In part 2 of Inheritance: The Search For My Mother's Father, we investigate our only lead for decades, and discover the surprisinly fitting US Navy motto Arcana Maris Quaerere.

(Start here – Part 1)

For years, we believed my eldest aunt’s story about the identity of the white man who got my grandmother pregnant.

Joycelyn was the eldest of my grandmother’s two daughters, and although she was only twelve years old at the time, she was more reliable than anyone else who had given us information. However, no one else had any information for us, so my mother had no choice but to believe.

A description and a name

She said that she saw him. He was tall; so tall that he was stooped over. He wore thick glasses. Nothing more was offered about his appearance… of course, we knew the colour of his skin.

My mother and I brought these details out every now and then, and made our own simple stories: of course, this was the reason Mum was so tall. They say bad eyesight can skip a generation, so this was probably why I was the only one in our entire family to need thick glasses.

This was it. That was all there was.

That, and a name: Bloodsworth.

Intriguing as it sounded, neither of us liked it. It gave us nothing as well. No clues, no leads.

The only other thing that added to our thin story was the idea that he was in the US Navy.

Arcana Maris Quaerere

The US Naval base in St. Lucy was decommissioned in 1979, the year that I was born.

I had only heard of its existence because of our family history mystery, and the suggestion that my mother’s father might have been an American sailor stationed there. I imagined that there were plenty of US Navy men in the Caribbean during the second world war and afterwards; listening to Jean and Dinah told me to expect that.

Still, I had never seen it, and never knew anyone who had – or had even heard of it. Growing up in Christ Church, St. Lucy might as well have been on another planet, and besides, the past is a foreign land.

The motto

It was during this recent search that I found the facility’s motto – Arcana Maris Quaerere – by my translation, something like “mysterious sea search”. It felt weirdly fitting, as all we had done for years was wade through opaque water, angling for one small fish in an ocean of men.

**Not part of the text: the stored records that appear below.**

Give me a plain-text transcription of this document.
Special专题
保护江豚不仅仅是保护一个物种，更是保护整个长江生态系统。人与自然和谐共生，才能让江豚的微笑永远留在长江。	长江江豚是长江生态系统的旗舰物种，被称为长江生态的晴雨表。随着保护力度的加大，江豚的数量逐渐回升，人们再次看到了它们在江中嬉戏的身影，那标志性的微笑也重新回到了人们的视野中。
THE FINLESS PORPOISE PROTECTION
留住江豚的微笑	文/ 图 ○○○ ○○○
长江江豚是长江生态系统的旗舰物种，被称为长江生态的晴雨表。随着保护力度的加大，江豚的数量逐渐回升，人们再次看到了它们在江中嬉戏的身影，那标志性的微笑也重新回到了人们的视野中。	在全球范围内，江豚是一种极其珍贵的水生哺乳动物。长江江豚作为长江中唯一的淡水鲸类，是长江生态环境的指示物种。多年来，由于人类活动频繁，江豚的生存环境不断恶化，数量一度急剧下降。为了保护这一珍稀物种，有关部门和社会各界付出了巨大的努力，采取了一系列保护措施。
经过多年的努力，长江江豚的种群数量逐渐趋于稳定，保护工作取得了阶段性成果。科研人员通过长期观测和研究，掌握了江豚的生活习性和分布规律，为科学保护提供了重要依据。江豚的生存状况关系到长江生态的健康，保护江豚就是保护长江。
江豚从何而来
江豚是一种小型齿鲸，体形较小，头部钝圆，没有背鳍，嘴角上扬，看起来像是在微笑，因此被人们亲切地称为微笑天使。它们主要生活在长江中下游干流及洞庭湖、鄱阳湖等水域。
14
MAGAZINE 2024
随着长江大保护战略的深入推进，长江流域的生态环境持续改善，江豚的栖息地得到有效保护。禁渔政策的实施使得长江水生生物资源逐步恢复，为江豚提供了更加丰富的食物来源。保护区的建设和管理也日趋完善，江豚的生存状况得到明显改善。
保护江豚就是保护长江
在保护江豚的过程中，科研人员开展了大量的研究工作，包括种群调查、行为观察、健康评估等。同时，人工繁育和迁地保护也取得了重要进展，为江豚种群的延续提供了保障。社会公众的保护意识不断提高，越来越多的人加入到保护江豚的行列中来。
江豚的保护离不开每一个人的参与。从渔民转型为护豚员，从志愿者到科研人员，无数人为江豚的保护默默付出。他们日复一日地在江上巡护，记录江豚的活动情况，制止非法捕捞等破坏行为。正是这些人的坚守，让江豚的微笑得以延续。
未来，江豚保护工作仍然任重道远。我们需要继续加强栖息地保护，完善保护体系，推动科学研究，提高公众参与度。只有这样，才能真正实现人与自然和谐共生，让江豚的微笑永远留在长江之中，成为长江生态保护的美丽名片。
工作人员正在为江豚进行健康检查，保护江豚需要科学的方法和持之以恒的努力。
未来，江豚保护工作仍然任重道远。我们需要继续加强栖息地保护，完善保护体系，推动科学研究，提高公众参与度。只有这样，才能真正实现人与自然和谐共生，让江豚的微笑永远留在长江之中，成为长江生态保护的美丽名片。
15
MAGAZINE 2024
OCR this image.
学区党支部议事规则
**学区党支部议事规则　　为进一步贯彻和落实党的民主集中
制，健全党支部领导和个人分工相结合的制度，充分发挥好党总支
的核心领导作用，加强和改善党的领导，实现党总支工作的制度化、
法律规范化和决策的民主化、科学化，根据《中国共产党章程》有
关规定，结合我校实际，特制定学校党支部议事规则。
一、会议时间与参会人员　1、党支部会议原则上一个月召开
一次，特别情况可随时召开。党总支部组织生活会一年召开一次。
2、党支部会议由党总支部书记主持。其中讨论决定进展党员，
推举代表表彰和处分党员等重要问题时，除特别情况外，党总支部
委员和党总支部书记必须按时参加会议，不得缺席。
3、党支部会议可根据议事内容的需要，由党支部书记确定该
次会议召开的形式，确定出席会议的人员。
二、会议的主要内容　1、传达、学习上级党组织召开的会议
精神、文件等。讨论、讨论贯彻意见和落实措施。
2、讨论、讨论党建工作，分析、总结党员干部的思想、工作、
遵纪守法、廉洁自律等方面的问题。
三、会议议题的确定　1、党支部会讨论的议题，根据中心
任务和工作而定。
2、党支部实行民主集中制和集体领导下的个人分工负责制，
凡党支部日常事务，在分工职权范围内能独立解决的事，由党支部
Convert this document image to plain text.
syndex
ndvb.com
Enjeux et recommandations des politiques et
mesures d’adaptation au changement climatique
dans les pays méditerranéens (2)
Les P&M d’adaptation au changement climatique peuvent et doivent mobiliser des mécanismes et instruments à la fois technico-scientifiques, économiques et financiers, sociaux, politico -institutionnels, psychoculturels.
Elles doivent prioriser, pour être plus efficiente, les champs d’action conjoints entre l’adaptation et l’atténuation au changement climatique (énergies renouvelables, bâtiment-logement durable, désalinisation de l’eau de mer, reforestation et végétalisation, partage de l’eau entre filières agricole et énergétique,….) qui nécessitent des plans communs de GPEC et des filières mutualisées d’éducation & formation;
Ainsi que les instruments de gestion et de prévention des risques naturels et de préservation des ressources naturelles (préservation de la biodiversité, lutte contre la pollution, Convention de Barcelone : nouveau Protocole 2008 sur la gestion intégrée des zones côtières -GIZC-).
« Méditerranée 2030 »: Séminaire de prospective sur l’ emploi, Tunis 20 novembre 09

In the late 1990’s, my mother and I went to the Archives together to see what we could turn up about this missing man, as well as our real family. Scanning through the microfilm made me feel seasick, and I came away with a lot of jumbled Devonishes, but hardly any way of putting them together to make me. There wasn’t enough time to uncover much more, and there didn’t seem to be much point to it.

Searching the mysterious sea of mankind

Pre-internet searching for an unknown American sailor was pointless. We came across the same problem: no full name, no social security number, no clue.

Only recently did I even try to find out more about the St. Lucy naval base through a simple online search; this time, with so much less effort, I found out more about it than I ever had before.

This raised more questions though – the base that was decommissioned in the year of my birth was commissioned in the year of my mother’s birth – only two months beforehand, actually. How could any of those 100 officers or enlisted men be my grandfather? Of course, I reasoned, the base would have had to have been staffed and prepared prior to its official opening… still, there was no way of knowing if we were on the right track.

A new problem

In the midst of the search, something happened to overturn everything we thought we knew for decades: my aunt decided to remember.

After almost 60 years, she said that she remembered the man’s name, and where he was from. She said that he was Richard Weinberg, and that he was either from Australia or England.

I might have said that she delivered a curve ball, but being Bajans, it would be more accurate to say that she bowled us a yorker.

Everything that we thought we knew was wrong – or was it? How or why could she suddenly remember, and why did she give us two very different names?

A full name was more than we could ever have hoped for up until this point… but could we trust it?